Where a landowner encounters contamination of its landholdings, usually some form of remedial activities will be necessary in order to remove or ameliorate the contamination.
The science of environmental remediation has advanced considerably in the recent past and there are numerous alternate remediation methods that can be employed for similar contamination results or different land compositions. The variation in methods employed or recommended by Engineering Consultants can involve hugely different remediation technologies, results to be obtained, timeframes within which to conduct the remediation and the final result to be obtained.
A careful choice must be made in choosing the appropriate technology. The end result and the cost and methodology employed needs to be reasonable. Landowners will be required to carefully consider and weigh recovery options for different remediation scenarios before they undertake the work, to ensure recovery of remediation costs.
The writer’s precedent setting case in Tridan v. Shell provided very clearly that whatever remediation strategy is employed by an aggrieved person needs to be reasonable, having mind to the costs involved and the value of the land under consideration.
Not only will different strategies impact on remediation costs but the result obtained may differ with different technologies resulting in different levels of residual stigma with respect to any remaining contamination on a contaminated site. It is often extremely difficult to ameliorate all contamination at a contaminated site and the residual level will be an important consideration, potentially impacting values.
Landowners might consider remediation strategies involving other options such as obtaining a remediation to levels in excess of guidelines under a risk assessment but these can have serious value impacts and marketability considerations. While Engineers are skilled at recommending and choosing remediation strategies on a contaminated site, a legal analysis is required to ensure that any monies to be spent for remediation costs will be fully recoverable from the wrongdoer.

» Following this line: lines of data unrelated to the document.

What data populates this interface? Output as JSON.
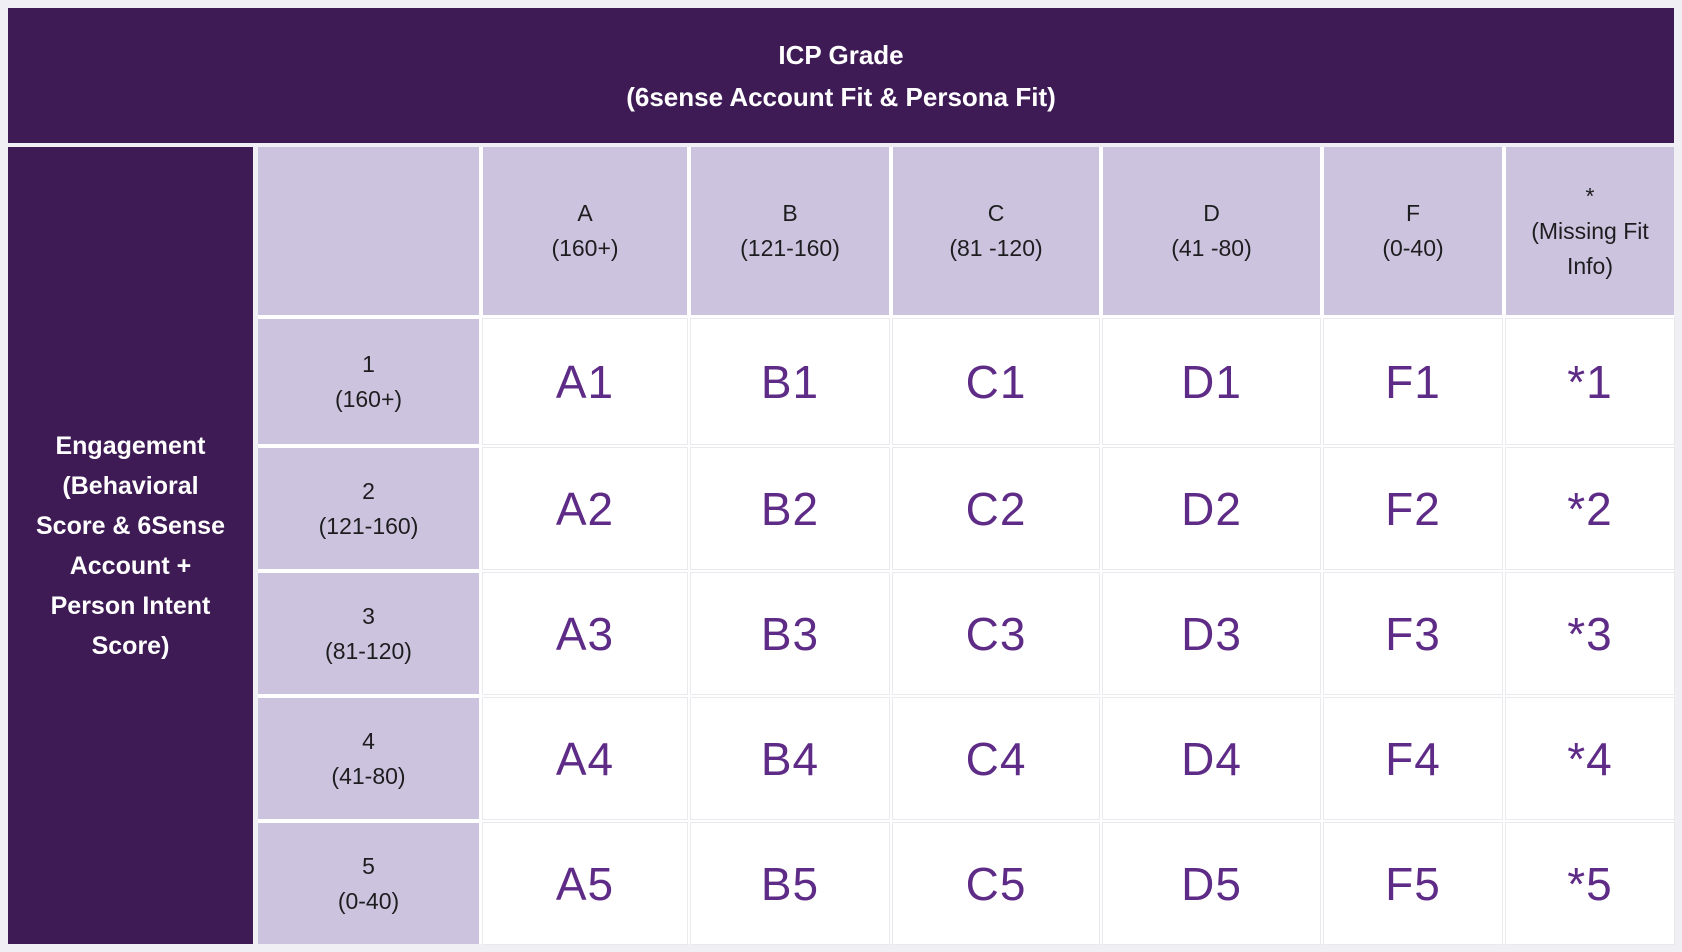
{
  "banner": {
    "title": "ICP Grade",
    "subtitle": "(6sense Account Fit & Persona Fit)"
  },
  "row_axis_label": "Engagement (Behavioral Score & 6Sense Account + Person Intent Score)",
  "columns": [
    {
      "grade": "A",
      "range": "(160+)"
    },
    {
      "grade": "B",
      "range": "(121-160)"
    },
    {
      "grade": "C",
      "range": "(81 -120)"
    },
    {
      "grade": "D",
      "range": "(41 -80)"
    },
    {
      "grade": "F",
      "range": "(0-40)"
    },
    {
      "grade": "*",
      "range": "(Missing Fit Info)"
    }
  ],
  "rows": [
    {
      "level": "1",
      "range": "(160+)",
      "cells": [
        "A1",
        "B1",
        "C1",
        "D1",
        "F1",
        "*1"
      ]
    },
    {
      "level": "2",
      "range": "(121-160)",
      "cells": [
        "A2",
        "B2",
        "C2",
        "D2",
        "F2",
        "*2"
      ]
    },
    {
      "level": "3",
      "range": "(81-120)",
      "cells": [
        "A3",
        "B3",
        "C3",
        "D3",
        "F3",
        "*3"
      ]
    },
    {
      "level": "4",
      "range": "(41-80)",
      "cells": [
        "A4",
        "B4",
        "C4",
        "D4",
        "F4",
        "*4"
      ]
    },
    {
      "level": "5",
      "range": "(0-40)",
      "cells": [
        "A5",
        "B5",
        "C5",
        "D5",
        "F5",
        "*5"
      ]
    }
  ],
  "colors": {
    "dark_purple": "#3e1b55",
    "light_purple": "#ccc4de",
    "cell_text_purple": "#5e2b87",
    "page_background": "#f0eff3",
    "cell_background": "#ffffff"
  }
}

The choice of remediation technology often involves “dig and dump” strategy wherein impacted soils are removed from the site at great cost and taken to a landfill. Landowners choosing this scenario need to be mindful of the recent amendments to the Environmental Protection Act allowing for the re-use and remediation on site of contaminated soils. Whereas previously, soils with any level of contamination had to be removed from the site, incurring tipping fees for their disposition, the excess soil regulations recently completed by the MOECP provide for the onsite treatment and transport of some contaminated soils. These provisions were to have come into force in July of 2020 but the recent COVID restrictions resulted in them being delayed with the expected implementation now being January of 2021. Given that this date is not very far off, landowners will need to be extremely careful in employing technologies that do not take advantage of the future excess soil regulation with which we will be dealing with shortly.
In conclusion, the choice of a remedy is not simply an Engineering question where recovery from a polluter is contemplated. The Courts insist and a polluter is entitled to rely on the proviso that remediation costs need to be reasonable bearing in mind all reasonable strategies, the costing involved and the resultant impact to the land under consideration.